Les Walters

No. 27
- Positions: End, defensive back

Personal information
- Born: February 13, 1937 (age 89) Palmyra, Pennsylvania, U.S.
- Listed height: 6 ft 0 in (1.83 m)
- Listed weight: 185 lb (84 kg)

Career information
- High school: Milton Hershey School (Hershey, Pennsylvania)
- College: Penn State
- NFL draft: 1958 (4th round, 48th overall pick)

Career history
- Baltimore Colts (1958)*; Washington Redskins (1958);
- * Offseason or practice squad member only

Awards and highlights
- Second-team All-American (1957); First-team All-Eastern (1957);

Career NFL statistics
- Interceptions: 1
- Stats at Pro Football Reference

= Les Walters =

American football player (born 1937)

Lester Kenneth Walters Jr. (born February 13, 1937) is an American former professional football player for the Washington Redskins of the National Football League (NFL). He played college football for the Penn State Nittany Lions.

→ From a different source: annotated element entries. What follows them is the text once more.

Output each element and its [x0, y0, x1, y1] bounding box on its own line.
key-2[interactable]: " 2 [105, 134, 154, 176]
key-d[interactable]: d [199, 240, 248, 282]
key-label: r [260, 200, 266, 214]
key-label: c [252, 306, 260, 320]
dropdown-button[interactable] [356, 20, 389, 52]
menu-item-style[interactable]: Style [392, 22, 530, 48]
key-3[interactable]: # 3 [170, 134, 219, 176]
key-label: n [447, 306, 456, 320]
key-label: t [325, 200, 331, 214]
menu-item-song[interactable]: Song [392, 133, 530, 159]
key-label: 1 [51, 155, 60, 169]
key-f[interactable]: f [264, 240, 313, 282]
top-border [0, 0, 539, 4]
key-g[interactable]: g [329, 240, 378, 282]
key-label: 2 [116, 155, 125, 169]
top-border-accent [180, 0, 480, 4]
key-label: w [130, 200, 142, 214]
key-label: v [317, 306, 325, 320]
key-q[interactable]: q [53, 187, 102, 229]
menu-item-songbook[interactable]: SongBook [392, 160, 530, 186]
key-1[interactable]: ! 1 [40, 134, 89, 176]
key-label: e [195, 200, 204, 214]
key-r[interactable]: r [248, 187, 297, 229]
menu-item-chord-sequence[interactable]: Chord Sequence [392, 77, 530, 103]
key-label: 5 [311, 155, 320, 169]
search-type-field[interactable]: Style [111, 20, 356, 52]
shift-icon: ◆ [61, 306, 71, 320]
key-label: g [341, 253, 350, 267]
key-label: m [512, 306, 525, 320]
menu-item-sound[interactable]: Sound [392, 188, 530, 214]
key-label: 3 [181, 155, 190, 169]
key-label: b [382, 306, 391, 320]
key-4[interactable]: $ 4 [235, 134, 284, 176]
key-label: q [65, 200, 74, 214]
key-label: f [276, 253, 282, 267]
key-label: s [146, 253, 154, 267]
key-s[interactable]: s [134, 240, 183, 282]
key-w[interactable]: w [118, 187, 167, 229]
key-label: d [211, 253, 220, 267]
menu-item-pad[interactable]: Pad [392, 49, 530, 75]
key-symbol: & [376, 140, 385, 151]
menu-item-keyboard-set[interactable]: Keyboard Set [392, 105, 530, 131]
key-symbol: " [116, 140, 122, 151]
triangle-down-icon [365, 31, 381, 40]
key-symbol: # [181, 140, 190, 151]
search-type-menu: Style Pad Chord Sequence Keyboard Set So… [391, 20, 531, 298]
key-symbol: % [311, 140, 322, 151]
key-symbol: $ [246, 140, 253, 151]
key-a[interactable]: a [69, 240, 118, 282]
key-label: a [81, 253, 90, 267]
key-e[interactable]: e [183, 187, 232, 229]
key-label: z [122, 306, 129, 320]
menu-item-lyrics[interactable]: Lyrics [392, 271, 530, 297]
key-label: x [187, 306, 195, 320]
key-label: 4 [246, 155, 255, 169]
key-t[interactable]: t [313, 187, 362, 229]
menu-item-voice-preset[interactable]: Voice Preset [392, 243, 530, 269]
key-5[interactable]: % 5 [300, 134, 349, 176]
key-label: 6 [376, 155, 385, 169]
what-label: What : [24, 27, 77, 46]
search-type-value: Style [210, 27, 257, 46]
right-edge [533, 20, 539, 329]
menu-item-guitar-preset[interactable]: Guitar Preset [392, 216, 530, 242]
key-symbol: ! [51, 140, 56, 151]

Born in Palmyra, Pennsylvania, Watters attended Milton S. Hershey High School. Walters attended Pennsylvania State University, where he played football at the end position for the from 1955 to 1957. As a senior in 1957, he caught 24 passes for 426 yards and five touchdowns. He was selected by the Associated Press (AP) as a second-team player on its 1957 College Football All-America Team. He was also selected by both the AP and the United Press as a first-team player on the 1957 All-Eastern college football team. He also competed for the Penn State wrestling team.

Walters was selected by the Baltimore Colts in the fourth round (48th overall pick) of the 1958 NFL draft. He signed with the Colts in February 1958, but he was the last player cut by the Colts before the start of the 1958 season, but was then picked up by the Washington Redskins. He appeared in eight games as a defensive back for the Redskins during the 1958 NFL season. He recorded one interception which he returned for 19 yards.